The statement also emphasised that there is no national solution to the crisis of Sri Lankan or global capitalism and that workers must fight for an international socialist program, uniting with their international class brothers and sisters, against pandemic, war and social inequality.

Several health workers spoke with the WSWS this week, angrily denouncing the FHP betrayal.

A nurse from Badulla Hospital said: “[President Rajapakse] gave promises but nothing was implemented. This time also the unions are only demanding a promise. It’s clear that we can’t do it through the isolated struggles of trade unions to defeat these repressive laws. We need a broad alliance of working people.”
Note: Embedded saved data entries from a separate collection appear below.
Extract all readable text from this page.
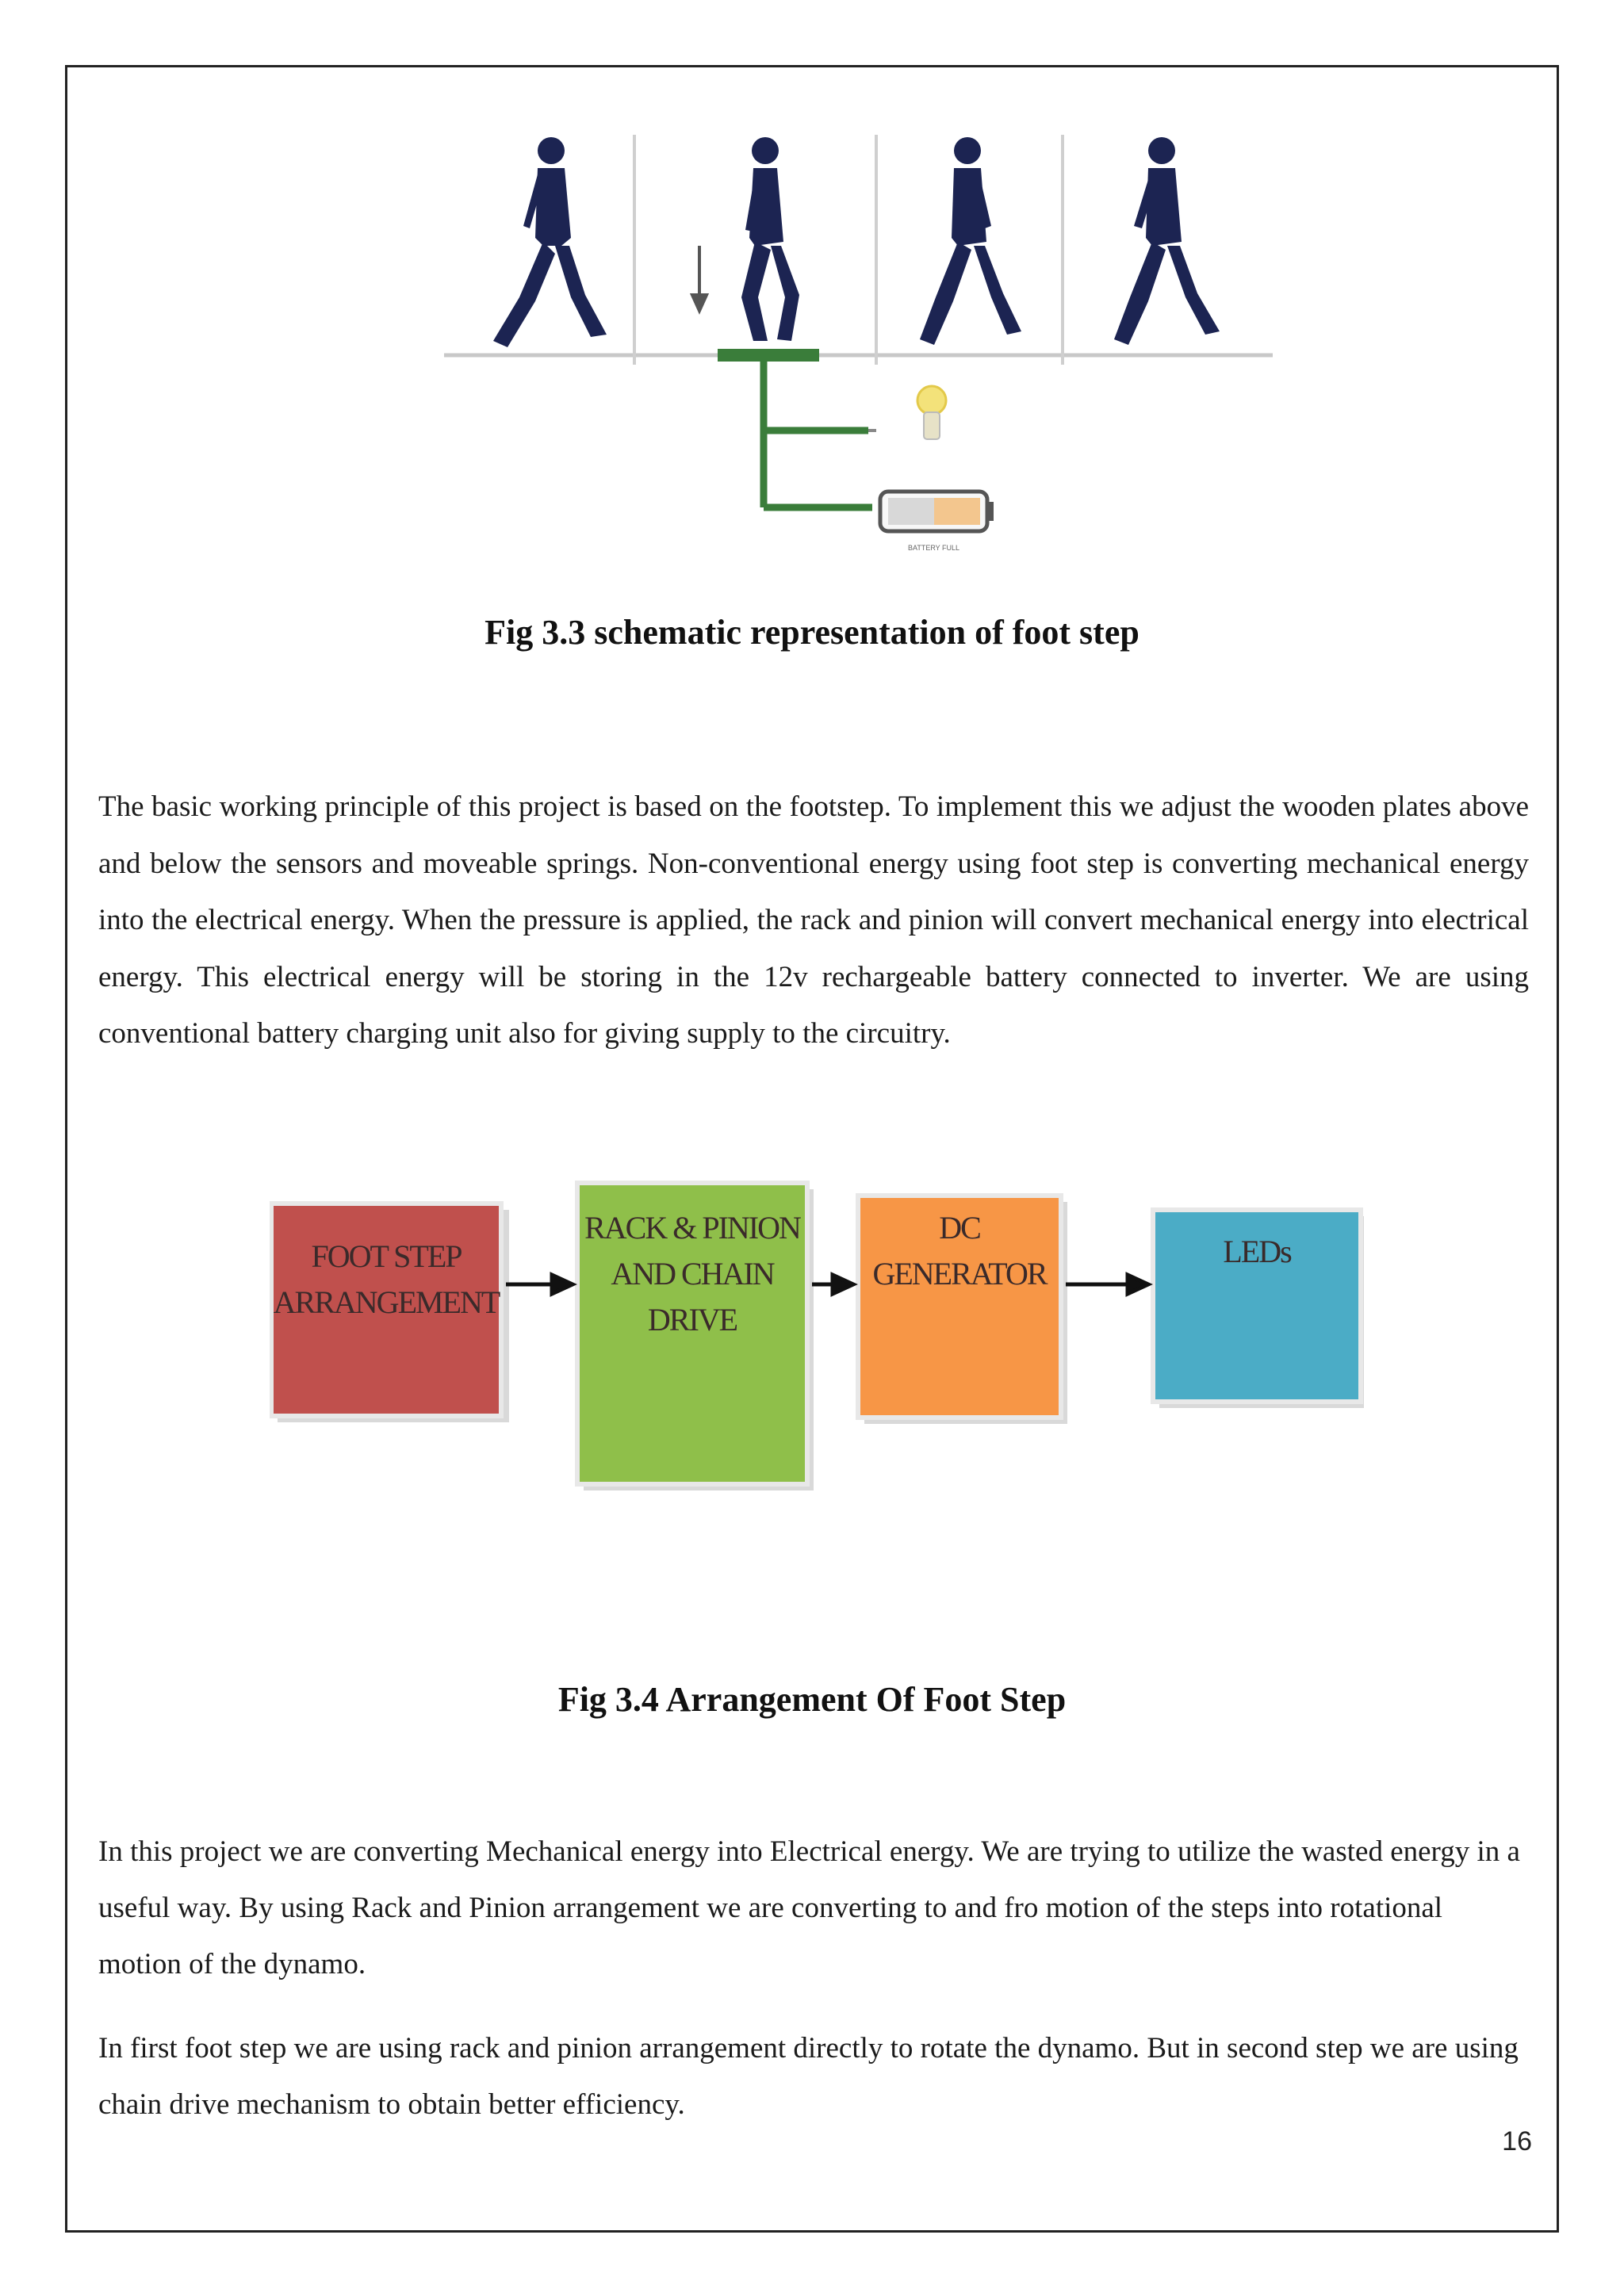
BATTERY FULL
Fig 3.3 schematic representation of foot step
The basic working principle of this project is based on the footstep. To implement this we adjust the wooden plates above and below the sensors and moveable springs. Non-conventional energy using foot step is converting mechanical energy into the electrical energy. When the pressure is applied, the rack and pinion will convert mechanical energy into electrical energy. This electrical energy will be storing in the 12v rechargeable battery connected to inverter. We are using conventional battery charging unit also for giving supply to the circuitry.
FOOT STEP
ARRANGEMENT
RACK & PINION
AND CHAIN
DRIVE
DC
GENERATOR
LEDs
Fig 3.4 Arrangement Of Foot Step
In this project we are converting Mechanical energy into Electrical energy. We are trying to utilize the wasted energy in a useful way. By using Rack and Pinion arrangement we are converting to and fro motion of the steps into rotational motion of the dynamo.
In first foot step we are using rack and pinion arrangement directly to rotate the dynamo. But in second step we are using chain drive mechanism to obtain better efficiency.
16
A male nurse from Kandy Hospital said workers needed a unified struggle. “Scabbing trade unions, such as JVP, were exposed. Rising inflation means we must demand a high wage increase as well as compensation for inflation, otherwise there’s no point to a wage demand. The trade unions are dividing the workers rather than uniting them. In contrast, we have to unite with all sections of workers and all grades in the health sector in order fight draconian laws like essential services measures.”

A Gampola Hospital nurse said, “The rich have a good time, even during the pandemic, and the poor suffer a lot. The cost of living is rising and aggravating our situation day by day. Our wages are stagnating that’s why workers are furious and why health workers enthusiastically participated in the strike. All workers, irrespective of the grades and sectors, are in the same boat… The capitalist class is always winning but we cannot allow this. The trade unions do not speak for us.”

A psychiatric ward nurse from Kandy Hospital commented: “The role being played by the trade unions is disgusting. If they called for a vote, an absolute majority of nurses would have voted to continue the struggle. Workers all face the same questions, such as the cost of living, but the burning issue is a unified struggle, which the trade unions totally opposed. The government benefits from that.”